A Conference Board of Canada report released Monday reveals that new competition has slightly lowered the profit margins at Canada’s major carriers this year.

Canada’s Big Three telecommunications carriers – Rogers, Telus and Bell – have invested in infrastructure and have remained profitable even throughout the recession, but they now face what is being called a “crowding market” and this is pushing their revenue levels down. The report says that the ability of the Big Three to “price for healthy profit margins remains limited.”

The report reveals that costs will continue to grow strongly while profits are expected to continue their decline, at least in the case of Canada’s oligopoly. “The industry is going through a transition phase in which the rules and strategies of business are gradually changing,” say the report’s authors in the Spring Outlook.

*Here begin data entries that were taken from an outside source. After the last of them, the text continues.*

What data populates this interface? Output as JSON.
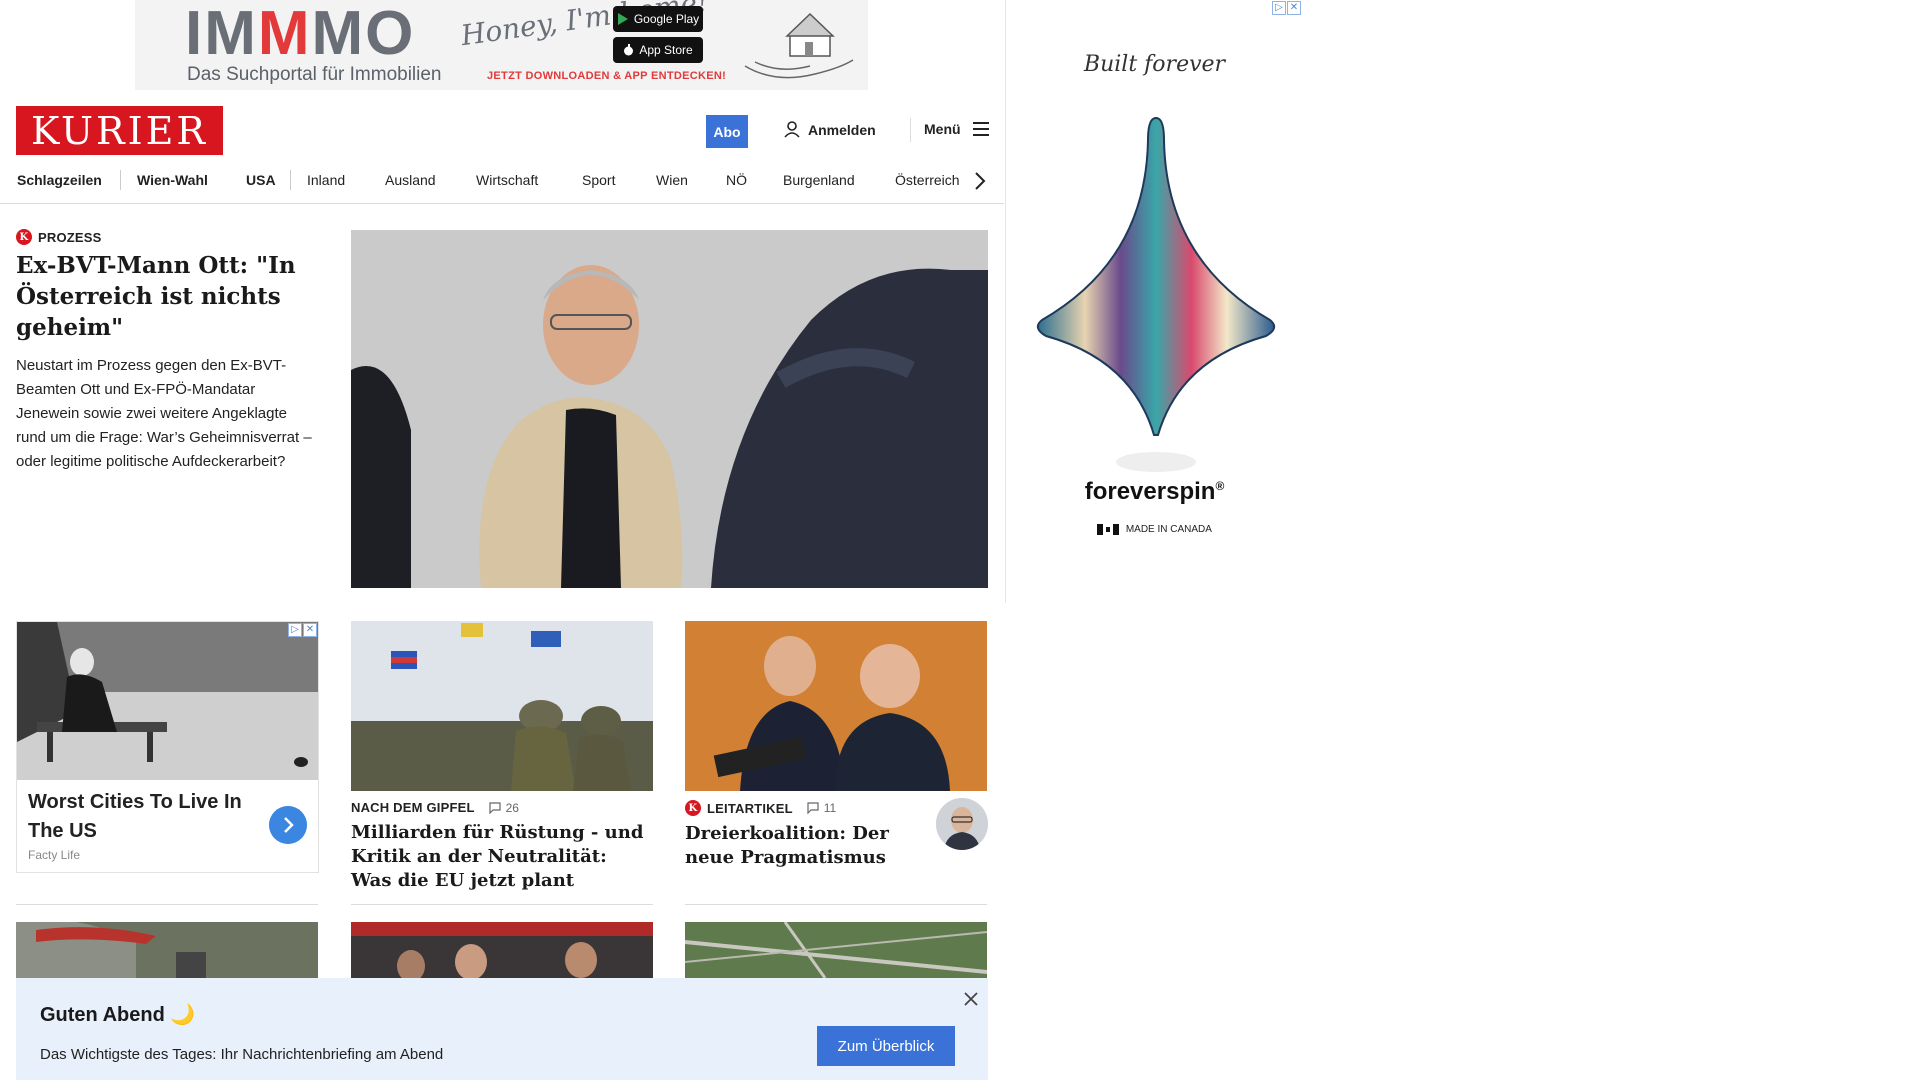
{
  "top_ad": {
    "logo_left": "IM",
    "logo_mid": "M",
    "logo_right": "MO",
    "tagline": "Das Suchportal für Immobilien",
    "script": "Honey, I'm home!",
    "google_play": "Google Play",
    "app_store": "App Store",
    "cta": "JETZT DOWNLOADEN & APP ENTDECKEN!"
  },
  "side_ad": {
    "slogan": "Built forever",
    "brand": "foreverspin",
    "brand_mark": "®",
    "made": "MADE IN CANADA"
  },
  "header": {
    "logo": "KURIER",
    "abo": "Abo",
    "login": "Anmelden",
    "menu": "Menü"
  },
  "nav": {
    "items": [
      "Schlagzeilen",
      "Wien-Wahl",
      "USA",
      "Inland",
      "Ausland",
      "Wirtschaft",
      "Sport",
      "Wien",
      "NÖ",
      "Burgenland",
      "Österreich"
    ]
  },
  "lead": {
    "kicker_icon": "K",
    "kicker": "PROZESS",
    "title": "Ex-BVT-Mann Ott: \"In Österreich ist nichts geheim\"",
    "teaser": "Neustart im Prozess gegen den Ex-BVT-Beamten Ott und Ex-FPÖ-Mandatar Jenewein sowie zwei weitere Angeklagte rund um die Frage: War’s Geheimnisverrat – oder legitime politische Aufdeckerarbeit?"
  },
  "native_ad": {
    "title": "Worst Cities To Live In The US",
    "source": "Facty Life"
  },
  "cards": [
    {
      "kicker": "NACH DEM GIPFEL",
      "comments": "26",
      "title": "Milliarden für Rüstung - und Kritik an der Neutralität: Was die EU jetzt plant"
    },
    {
      "kicker_icon": "K",
      "kicker": "LEITARTIKEL",
      "comments": "11",
      "title": "Dreierkoalition: Der neue Pragmatismus"
    }
  ],
  "briefing": {
    "greeting": "Guten Abend",
    "moon": "🌙",
    "text": "Das Wichtigste des Tages: Ihr Nachrichtenbriefing am Abend",
    "button": "Zum Überblick"
  },
  "colors": {
    "brand_red": "#d7161f",
    "accent_blue": "#3a72d8",
    "briefing_bg": "#e8f0fb"
  },
  "icons": [
    "user-icon",
    "hamburger-icon",
    "chevron-right-icon",
    "comment-icon",
    "close-icon",
    "ad-choices-icon"
  ]
}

The Ottawa-based think tank reinforced the notion that the telecom and technology sectors did relatively well in the recession period. The growing use of products created and marketed by the sector has helped profits stay steady for the most part and the incoming competition is a sign of the sector’s overall growth.

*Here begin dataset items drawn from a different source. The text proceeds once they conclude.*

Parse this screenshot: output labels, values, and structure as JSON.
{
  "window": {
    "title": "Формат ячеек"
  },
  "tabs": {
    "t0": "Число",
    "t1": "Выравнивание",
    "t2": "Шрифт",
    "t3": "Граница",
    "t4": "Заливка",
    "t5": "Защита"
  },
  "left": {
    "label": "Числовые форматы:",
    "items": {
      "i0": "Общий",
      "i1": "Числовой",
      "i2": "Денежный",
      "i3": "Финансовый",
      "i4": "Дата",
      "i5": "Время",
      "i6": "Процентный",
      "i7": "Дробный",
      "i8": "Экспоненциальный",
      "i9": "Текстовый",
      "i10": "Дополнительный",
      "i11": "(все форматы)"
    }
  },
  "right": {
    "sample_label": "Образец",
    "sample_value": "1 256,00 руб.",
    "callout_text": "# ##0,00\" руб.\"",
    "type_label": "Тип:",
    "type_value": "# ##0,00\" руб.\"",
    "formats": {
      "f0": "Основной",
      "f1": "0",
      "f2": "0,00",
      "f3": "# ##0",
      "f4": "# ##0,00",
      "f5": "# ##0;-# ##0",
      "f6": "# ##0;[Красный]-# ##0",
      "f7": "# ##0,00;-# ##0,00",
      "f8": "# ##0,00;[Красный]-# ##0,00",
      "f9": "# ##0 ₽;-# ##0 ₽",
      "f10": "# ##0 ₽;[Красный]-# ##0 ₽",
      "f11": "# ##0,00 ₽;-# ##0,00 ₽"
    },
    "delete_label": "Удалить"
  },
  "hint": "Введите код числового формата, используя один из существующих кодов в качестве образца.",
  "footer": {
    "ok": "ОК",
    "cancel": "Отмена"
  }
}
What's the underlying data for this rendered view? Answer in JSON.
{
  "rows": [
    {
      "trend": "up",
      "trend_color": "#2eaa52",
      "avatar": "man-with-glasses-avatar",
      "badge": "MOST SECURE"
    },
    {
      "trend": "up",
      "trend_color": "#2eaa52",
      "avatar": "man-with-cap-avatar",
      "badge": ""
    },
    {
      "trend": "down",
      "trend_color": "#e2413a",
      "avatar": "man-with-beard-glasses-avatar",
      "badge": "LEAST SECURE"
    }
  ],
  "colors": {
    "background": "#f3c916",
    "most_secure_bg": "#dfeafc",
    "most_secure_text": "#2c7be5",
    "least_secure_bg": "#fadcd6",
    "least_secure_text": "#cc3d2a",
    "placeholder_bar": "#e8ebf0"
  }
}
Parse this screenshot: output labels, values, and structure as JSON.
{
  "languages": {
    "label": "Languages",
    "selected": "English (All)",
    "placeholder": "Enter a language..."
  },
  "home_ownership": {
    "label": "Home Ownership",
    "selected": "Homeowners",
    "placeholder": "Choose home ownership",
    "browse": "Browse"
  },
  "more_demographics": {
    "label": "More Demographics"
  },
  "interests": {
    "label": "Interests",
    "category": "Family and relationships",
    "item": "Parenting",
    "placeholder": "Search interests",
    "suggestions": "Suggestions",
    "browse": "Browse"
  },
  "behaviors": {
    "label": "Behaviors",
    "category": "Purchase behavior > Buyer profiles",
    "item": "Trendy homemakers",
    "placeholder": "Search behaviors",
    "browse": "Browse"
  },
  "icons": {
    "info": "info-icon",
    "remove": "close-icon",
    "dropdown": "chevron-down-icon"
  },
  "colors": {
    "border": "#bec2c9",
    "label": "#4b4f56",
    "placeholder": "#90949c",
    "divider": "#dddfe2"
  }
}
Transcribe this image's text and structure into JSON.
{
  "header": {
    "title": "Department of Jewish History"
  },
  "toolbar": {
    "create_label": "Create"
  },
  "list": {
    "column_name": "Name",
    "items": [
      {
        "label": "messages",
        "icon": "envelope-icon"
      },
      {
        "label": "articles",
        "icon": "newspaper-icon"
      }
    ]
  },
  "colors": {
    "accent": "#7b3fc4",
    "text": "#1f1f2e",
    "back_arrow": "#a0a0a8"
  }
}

The sector as a whole saw modest profit growth last year, making earnings of $7 billion before taxes. With rising costs for such “trivialities” as wage hikes and technological investment, it’s forecasted that the industry will experience a drop to around $6.7 billion.

The telecommunications companies are expected to see a boost in profits once things level off in 2011, however. It’s expected that things will take some time to return to the glory days of 2009 peak profits, though, as industry changes and regulatory difficulties will continue to force providers to control skyrocketing costs as they continue attempt investment in new tech.

If anything is clear from the report, it’s that data is still the path to the future in terms of profits. All companies saw data growth, with Rogers seeing the most growth.

The problem, say some analysts, is that it could be difficult to recoup the losses from traditional wireless service and landlines from the data usage pool. If this becomes more of a problem, expect data rates to go up to cover the bases.